Not surprisingly, the prospect of a Facebook partnership is generating palpable anxiety inside the Times newsroom, with some Times journalists casting it as an end-of-the-Times-as-we-know-it inflection point. When rumors of a deal surfaced last October, the Times‘ late media columnist David Carr articulated this view, writing, “The wholesale transfer of content sends a cold, dark chill down the collective spine of publishers, both traditional and digital insurgents alike.”
Another source of anxiety: the secrecy around the deal. “It’s referred to as the ‘confidential project.’ No one will talk about it,” one senior Times executive told me.
Wired’s Julia Greenberg said the speed aspect of the offering would be critical to its success:
That speed matters a lot—and may have the biggest impact on mobile, where both Facebook and publishers are most eagerly seeking to stake out audiences and revenue. For many sites, readers now consume more news on their phones than on desktops. Facebook is clearly hoping faster loading and more seamless integration of content will keep you on its app for longer. With more stories as part of the stream, you, the reader, won’t be distracted by an outside article, or feel frustrated and leave.
With the long-awaited move, Facebook is reaching for a greater share of the global attention span than it already enjoys. But in the process, some publishers are hoping Facebook will help them, too. Monetizing your eyeballs on mobile can be tough for news. But Facebook has had huge success in recent years inprofiting from mobile advertising. Last year, the company brought in the largest share of mobile display ad revenue of all online companies—at $3.5 billion—beating out even Google. Instant Articles partners will be able to sell their own ads in their articles (and keep all the revenue), or get help from Facebook and give the company a cut.
After listing the benefits of the terms, Peter Kafka wrote for Re/code that there could be a downside to the deal Facebook is offering:
The biggest downside I can see is that the ad inventory Facebook is letting publishers sell may be some of the least valuable inventory Facebook has, since it isn’t giving publishers access to all of the interest and targeting data that Facebook uses when it sells its own ads.
So publishers will have to tell advertisers that the basic*** banner ad they’re selling is an interesting banner ad simply because it’s running on Facebook.
But that’s about it. The rest of the downside is about broad, nagging risk: The risk that Facebook will decide one day that it doesn’t like its terms, for whatever reason, and changes them in a way that undercuts whatever business publishers have built up around “Instant Articles” and Facebook in general. This seems quite likely, since Facebook does it all the time — at this point it’s almost considered standard operating procedure.
And dealing with Facebook is unnerving just because Facebook is already so big and important to publishers — for many sites it has surpassed Google as their chief referral source. Why give it even more power?
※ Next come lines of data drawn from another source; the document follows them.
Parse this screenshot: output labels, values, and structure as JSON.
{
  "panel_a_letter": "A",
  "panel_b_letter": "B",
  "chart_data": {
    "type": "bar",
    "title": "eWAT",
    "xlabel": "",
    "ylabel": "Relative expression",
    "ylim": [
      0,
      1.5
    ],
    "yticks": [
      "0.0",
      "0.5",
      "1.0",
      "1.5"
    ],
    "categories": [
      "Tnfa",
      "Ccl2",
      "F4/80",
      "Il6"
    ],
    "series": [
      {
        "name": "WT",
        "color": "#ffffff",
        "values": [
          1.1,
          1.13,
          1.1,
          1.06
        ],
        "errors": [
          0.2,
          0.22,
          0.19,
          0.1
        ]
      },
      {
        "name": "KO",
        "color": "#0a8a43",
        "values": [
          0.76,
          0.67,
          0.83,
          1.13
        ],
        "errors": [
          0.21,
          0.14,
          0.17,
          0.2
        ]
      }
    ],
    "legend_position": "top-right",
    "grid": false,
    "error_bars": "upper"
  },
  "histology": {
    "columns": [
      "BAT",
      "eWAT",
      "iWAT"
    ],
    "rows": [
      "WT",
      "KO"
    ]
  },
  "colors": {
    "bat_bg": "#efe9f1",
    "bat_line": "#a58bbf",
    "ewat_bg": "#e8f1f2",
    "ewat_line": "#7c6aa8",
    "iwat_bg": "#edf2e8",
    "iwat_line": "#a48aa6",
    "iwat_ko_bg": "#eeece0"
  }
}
Facebook has insisted, publicly and privately, that it’s doing this because it wants users to have a better experience reading stories on mobile phones — not because it wants to own publishing. “We don’t want to try and devour, and, like, suck in the Internet,” Facebook product head Chris Cox told me in February, the first time the company disclosed publicly that it was in talks with publishers.
No matter the reasons, it’s yet another way Facebook is trying to become indispensible to users and those who have either left the site or never tried it. The strategy also takes some power away from content brands and those producing it. Brands are ceding control of their only product to a third party and that’s a slippery slope.